The central aim of this project is to develop computational models capable of describing the structure, dynamics and ultimately the function of DNA in the cell nucleus. In the cell, as much as a meter of DNA can be packaged into a dense aggregate that measures only a micrometer. This aggregate consists of a DNA protein complex that is referred to as chromatin, and its structure is central to gene regulation. Chromatin exhibits a truly hierarchical structure, in which modifications at the smallest length scales influence structure and dynamics over much longer distances. Importantly, deregulation, or "misreading," of the underlying DNA has been implicated in numerous diseases, including cancer. Despite the inherent function of chromatin, its structure in the cell nucleus largely remains a mystery. This work will seek to resolve that structure, and potentially shed light on the origin and spread of various genetic disorders. The project will be carried out by the principal investigator and graduate students. In addition to receiving advanced training on the modeling and research aspects of the project, these students will receive communications training and will participate in programs conceived to provide local communities with an understanding of the role chromatin plays in our daily life. As such, this work will offer an opportunity to engage young students in future scientific careers.

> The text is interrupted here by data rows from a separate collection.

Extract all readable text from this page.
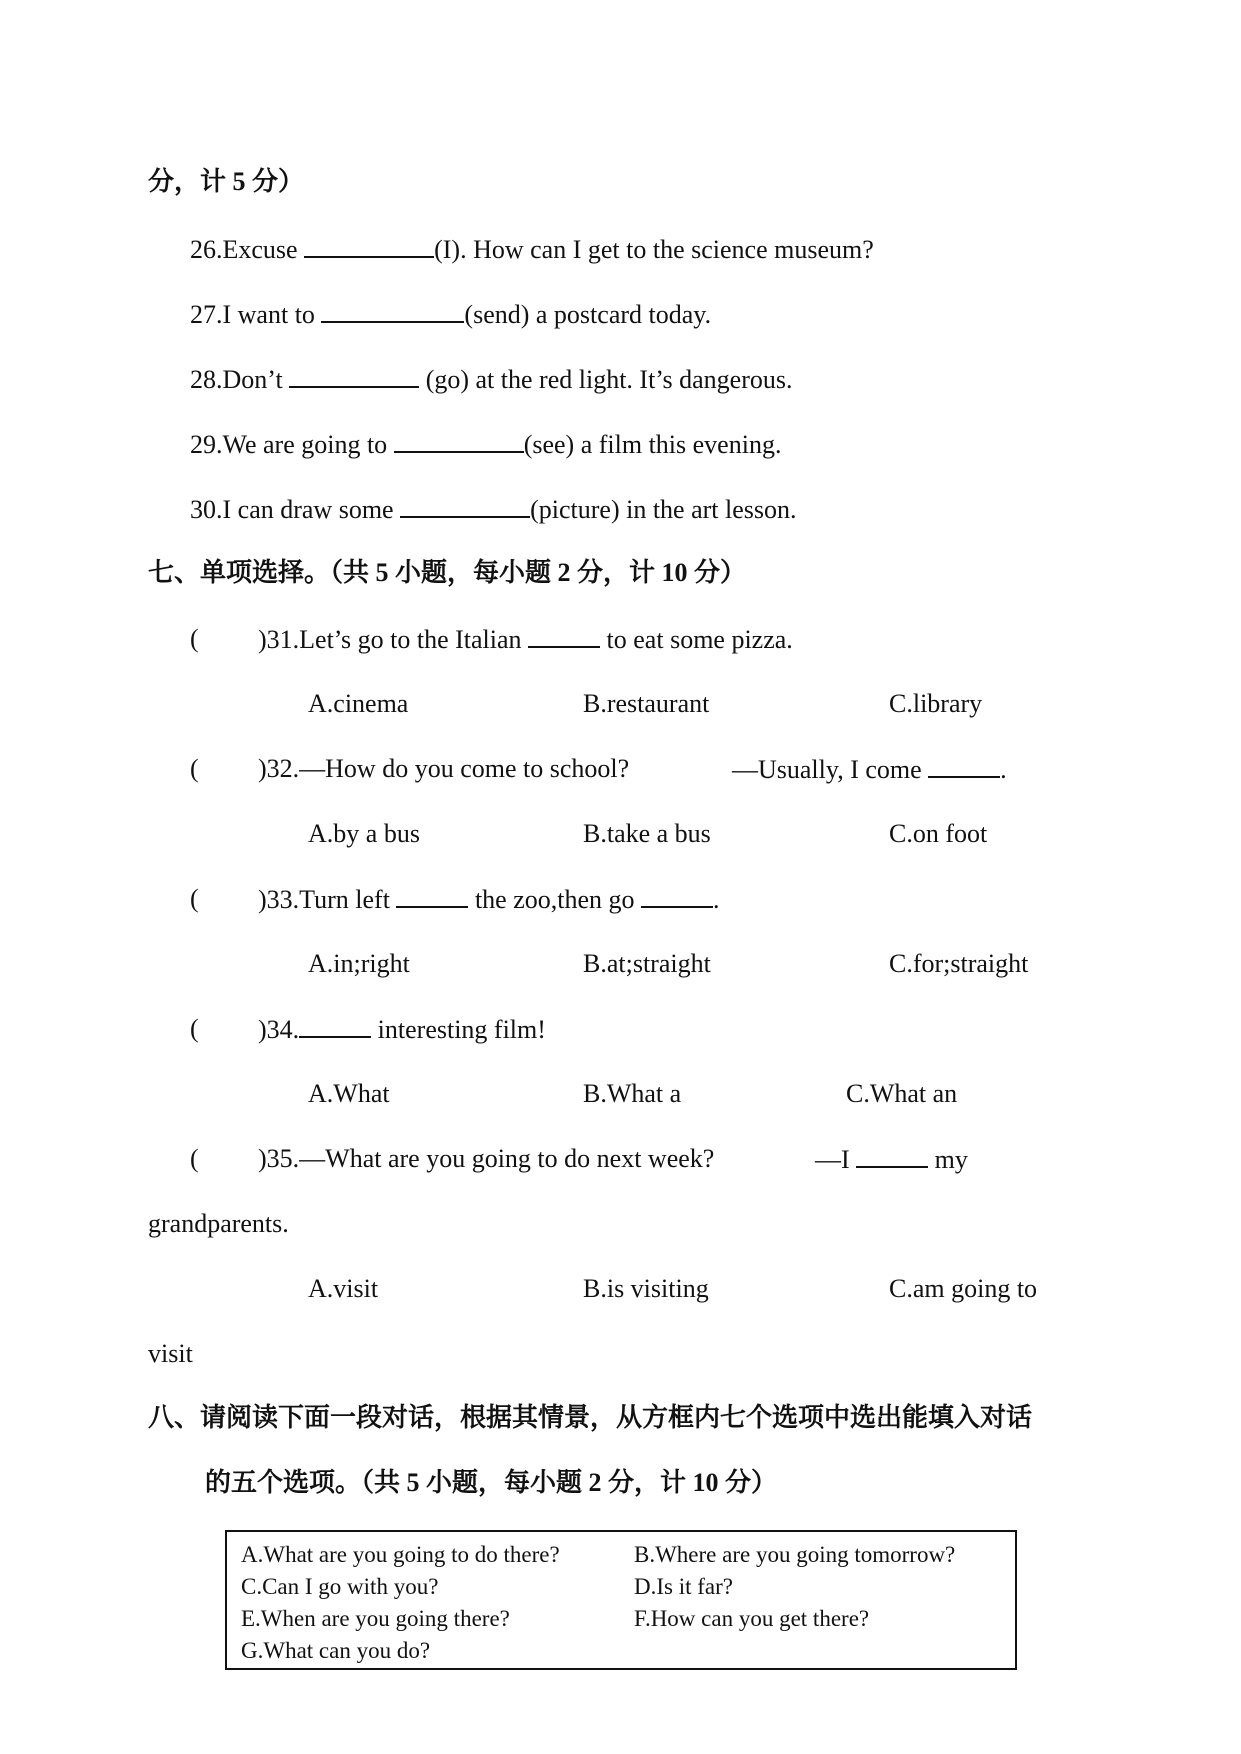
分，计 5 分）
26.Excuse	(I). How can I get to the science museum?
27.I want to	(send) a postcard today.
28.Don’t	(go) at the red light. It’s dangerous.
29.We are going to	(see) a film this evening.
30.I can draw some	(picture) in the art lesson.
七、单项选择。（共 5 小题，每小题 2 分，计 10 分）
( )31.Let’s go to the Italian	to eat some pizza.
A.cinema	B.restaurant	C.library
( )32.—How do you come to school?	—Usually, I come	.
A.by a bus	B.take a bus	C.on foot
( )33.Turn left	the zoo,then go	.
A.in;right	B.at;straight	C.for;straight
( )34.	interesting film!
A.What	B.What a	C.What an
( )35.—What are you going to do next week?	—I	my
grandparents.
A.visit	B.is visiting	C.am going to
visit
八、请阅读下面一段对话，根据其情景，从方框内七个选项中选出能填入对话
的五个选项。（共 5 小题，每小题 2 分，计 10 分）
A.What are you going to do there?	B.Where are you going tomorrow?
C.Can I go with you?	D.Is it far?
E.When are you going there?	F.How can you get there?
G.What can you do?
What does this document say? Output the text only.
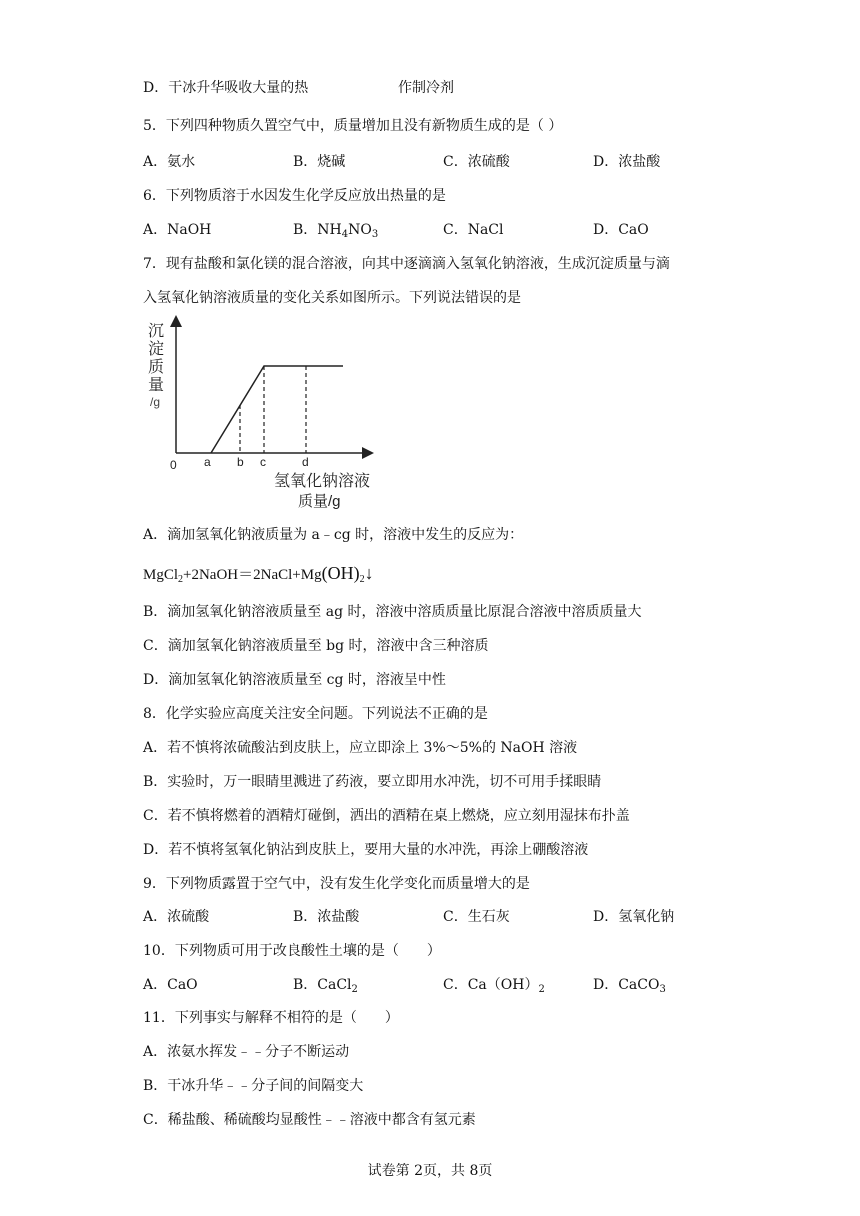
D．干冰升华吸收大量的热	作制冷剂
5．下列四种物质久置空气中，质量增加且没有新物质生成的是（ ）
A．氨水	B．烧碱	C．浓硫酸	D．浓盐酸
6．下列物质溶于水因发生化学反应放出热量的是
A．NaOH	B．$NH_4NO_3$	C．NaCl	D．CaO
7．现有盐酸和氯化镁的混合溶液，向其中逐滴滴入氢氧化钠溶液，生成沉淀质量与滴
入氢氧化钠溶液质量的变化关系如图所示。下列说法错误的是
沉
淀
质
量
/g
0 a b c	d
氢氧化钠溶液
质量/g
A．滴加氢氧化钠液质量为 a﹣cg 时，溶液中发生的反应为：
$MgCl_2+2NaOH=2NaCl+Mg(OH)_2↓$
B．滴加氢氧化钠溶液质量至 ag 时，溶液中溶质质量比原混合溶液中溶质质量大
C．滴加氢氧化钠溶液质量至 bg 时，溶液中含三种溶质
D．滴加氢氧化钠溶液质量至 cg 时，溶液呈中性
8．化学实验应高度关注安全问题。下列说法不正确的是
A．若不慎将浓硫酸沾到皮肤上，应立即涂上 3%～5%的 NaOH 溶液
B．实验时，万一眼睛里溅进了药液，要立即用水冲洗，切不可用手揉眼睛
C．若不慎将燃着的酒精灯碰倒，洒出的酒精在桌上燃烧，应立刻用湿抹布扑盖
D．若不慎将氢氧化钠沾到皮肤上，要用大量的水冲洗，再涂上硼酸溶液
9．下列物质露置于空气中，没有发生化学变化而质量增大的是
A．浓硫酸	B．浓盐酸	C．生石灰	D．氢氧化钠
10．下列物质可用于改良酸性土壤的是（　　）
A．CaO	B．CaCl$_2$	C．$Ca(OH)_2$	D．CaCO$_3$
11．下列事实与解释不相符的是（　　）
A．浓氨水挥发﹣﹣分子不断运动
B．干冰升华﹣﹣分子间的间隔变大
C．稀盐酸、稀硫酸均显酸性﹣﹣溶液中都含有氢元素
试卷第 2页，共 8页
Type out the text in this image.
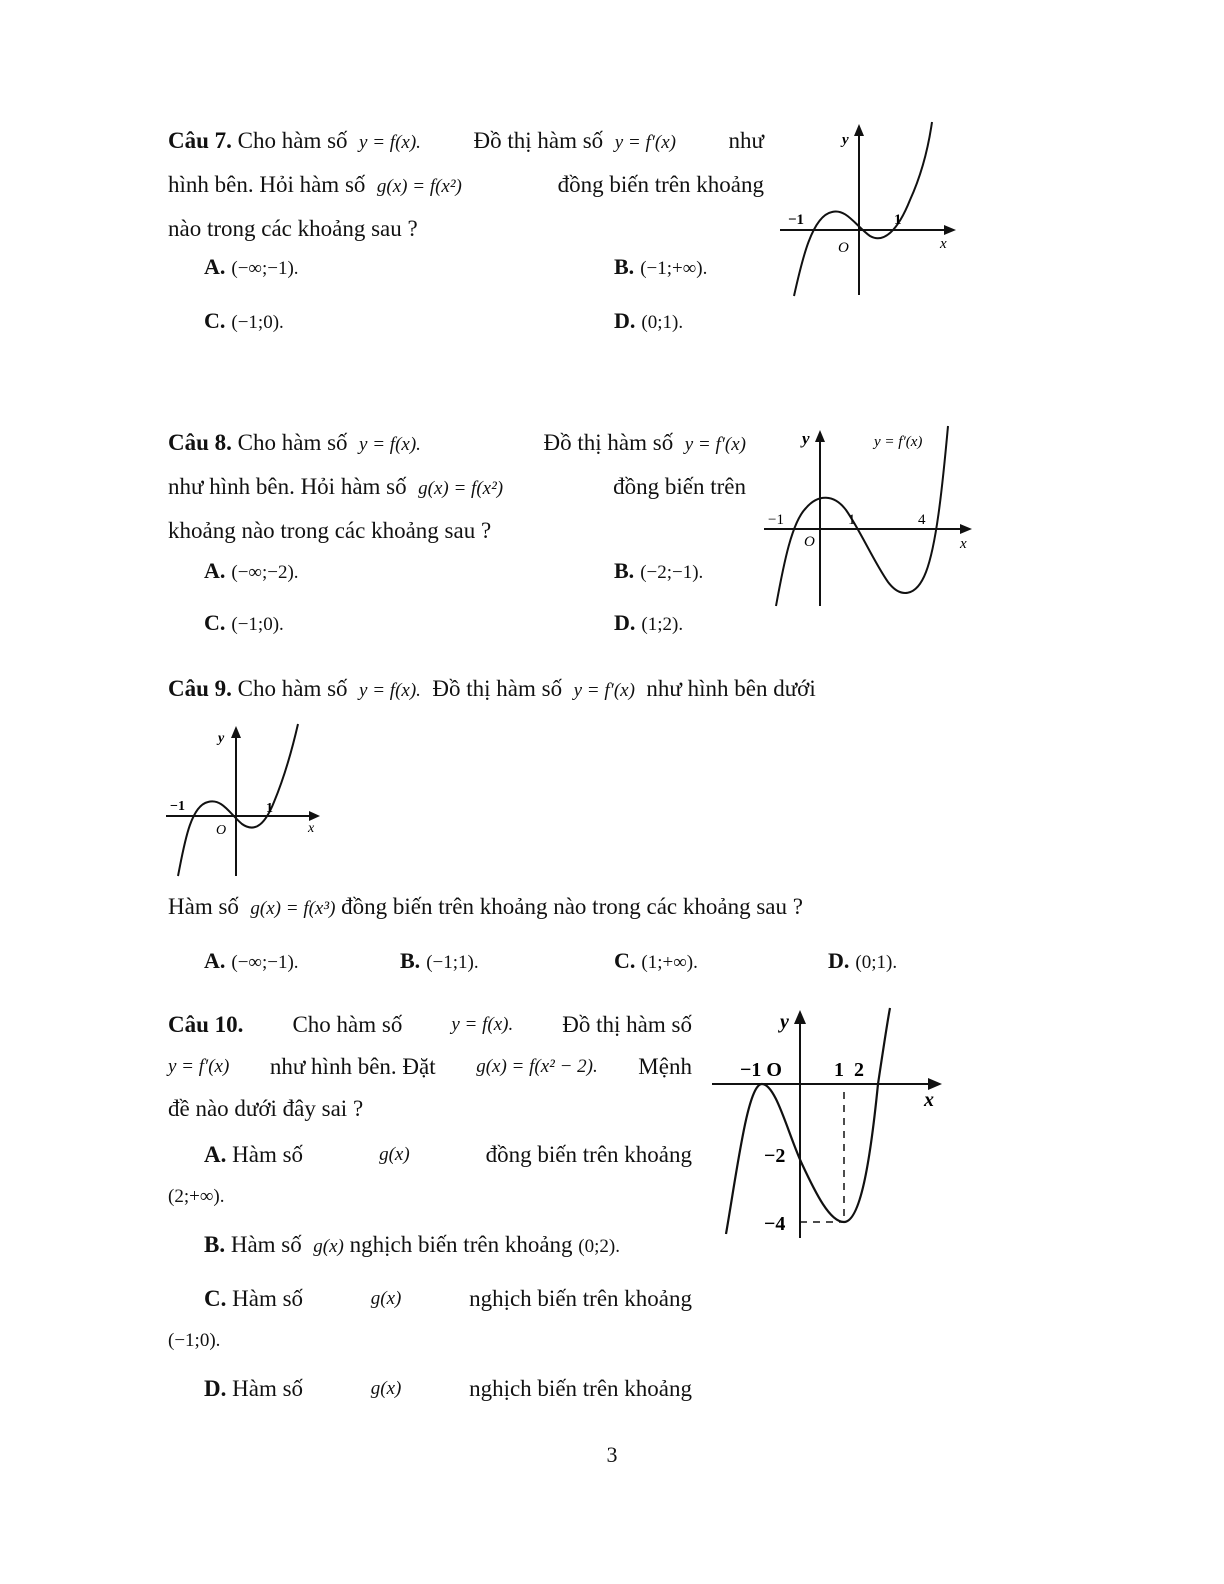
Câu 7. Cho hàm số y = f(x). Đồ thị hàm số y = f′(x) như

hình bên. Hỏi hàm số g(x) = f(x²)	đồng biến trên khoảng

nào trong các khoảng sau ?

A. (−∞;−1).	B. (−1;+∞).
C. (−1;0).	D. (0;1).
y
x
O
−1	1

Câu 8. Cho hàm số y = f(x).	Đồ thị hàm số y = f′(x)

như hình bên. Hỏi hàm số g(x) = f(x²)	đồng biến trên

khoảng nào trong các khoảng sau ?

A. (−∞;−2).	B. (−2;−1).
C. (−1;0).	D. (1;2).
y	y = f′(x)
x
O
−1	1	4

Câu 9. Cho hàm số y = f(x). Đồ thị hàm số y = f′(x) như hình bên dưới

y
x
O
−1	1

Hàm số g(x) = f(x³) đồng biến trên khoảng nào trong các khoảng sau ?

A. (−∞;−1).	B. (−1;1).	C. (1;+∞).	D. (0;1).

Câu 10. Cho hàm số	y = f(x). Đồ thị hàm số

y = f′(x) như hình bên. Đặt g(x) = f(x² − 2). Mệnh

đề nào dưới đây sai ?

A. Hàm số	g(x)	đồng biến trên khoảng

(2;+∞).

B. Hàm số g(x) nghịch biến trên khoảng (0;2).

C. Hàm số	g(x)	nghịch biến trên khoảng

(−1;0).

D. Hàm số	g(x)	nghịch biến trên khoảng

y
x
−1 O	1  2
−2
−4
3
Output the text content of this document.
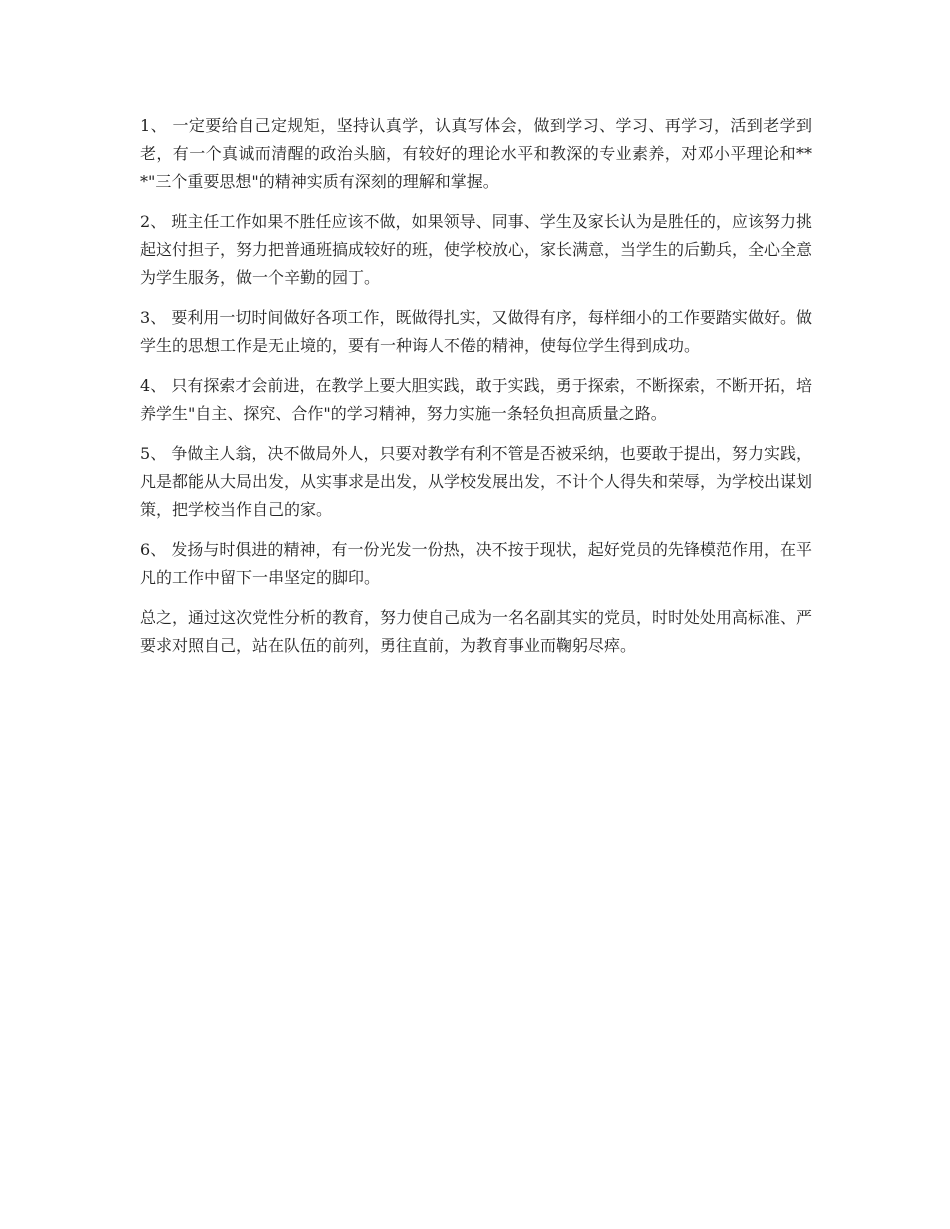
1、 一定要给自己定规矩，坚持认真学，认真写体会，做到学习、学习、再学习，活到老学到老，有一个真诚而清醒的政治头脑，有较好的理论水平和教深的专业素养，对邓小平理论和***"三个重要思想"的精神实质有深刻的理解和掌握。

2、 班主任工作如果不胜任应该不做，如果领导、同事、学生及家长认为是胜任的，应该努力挑起这付担子，努力把普通班搞成较好的班，使学校放心，家长满意，当学生的后勤兵，全心全意为学生服务，做一个辛勤的园丁。

3、 要利用一切时间做好各项工作，既做得扎实，又做得有序，每样细小的工作要踏实做好。做学生的思想工作是无止境的，要有一种诲人不倦的精神，使每位学生得到成功。

4、 只有探索才会前进，在教学上要大胆实践，敢于实践，勇于探索，不断探索，不断开拓，培养学生"自主、探究、合作"的学习精神，努力实施一条轻负担高质量之路。

5、 争做主人翁，决不做局外人，只要对教学有利不管是否被采纳，也要敢于提出，努力实践，凡是都能从大局出发，从实事求是出发，从学校发展出发，不计个人得失和荣辱，为学校出谋划策，把学校当作自己的家。

6、 发扬与时俱进的精神，有一份光发一份热，决不按于现状，起好党员的先锋模范作用，在平凡的工作中留下一串坚定的脚印。

总之，通过这次党性分析的教育，努力使自己成为一名名副其实的党员，时时处处用高标准、严要求对照自己，站在队伍的前列，勇往直前，为教育事业而鞠躬尽瘁。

This work promises to answer important biophysical questions regarding the emergence of large scale biological behavior from small scale molecular interactions. The proposed comprehensive model of chromatin will link one-dimensional primary structure and dynamics to three-dimensional secondary and tertiary structure and motion. It will rely on existing experimental data pertaining to multiple length scales, and it will couple top-down and bottom-up modeling design approaches. To do so, a strategy will be adopted in which advanced sampling techniques are used to extract free energy differences between different experimentally-proposed chromatin configurations. A guiding principle in the development of the model will be to gain the ability to span the range of length and time scales that are necessary to understand chromatin structure and dynamics. It is anticipated that, when completed, the proposed model will yield an unprecedented view of the genome and lead to hitherto unavailable insights into how genetic mechanisms are altered by external challenges. An important aspect of the project will be to examine the role of histone and DNA modifications, such as acetylations, on higher-order chromatin structures. More generally, the three-dimensional, molecular models envisaged in this project will be the first of their kind, and will become an important tool for studies of cellular DNA.
This award reflects NSF's statutory mission and has been deemed worthy of support through evaluation using the Foundation's intellectual merit and broader impacts review criteria.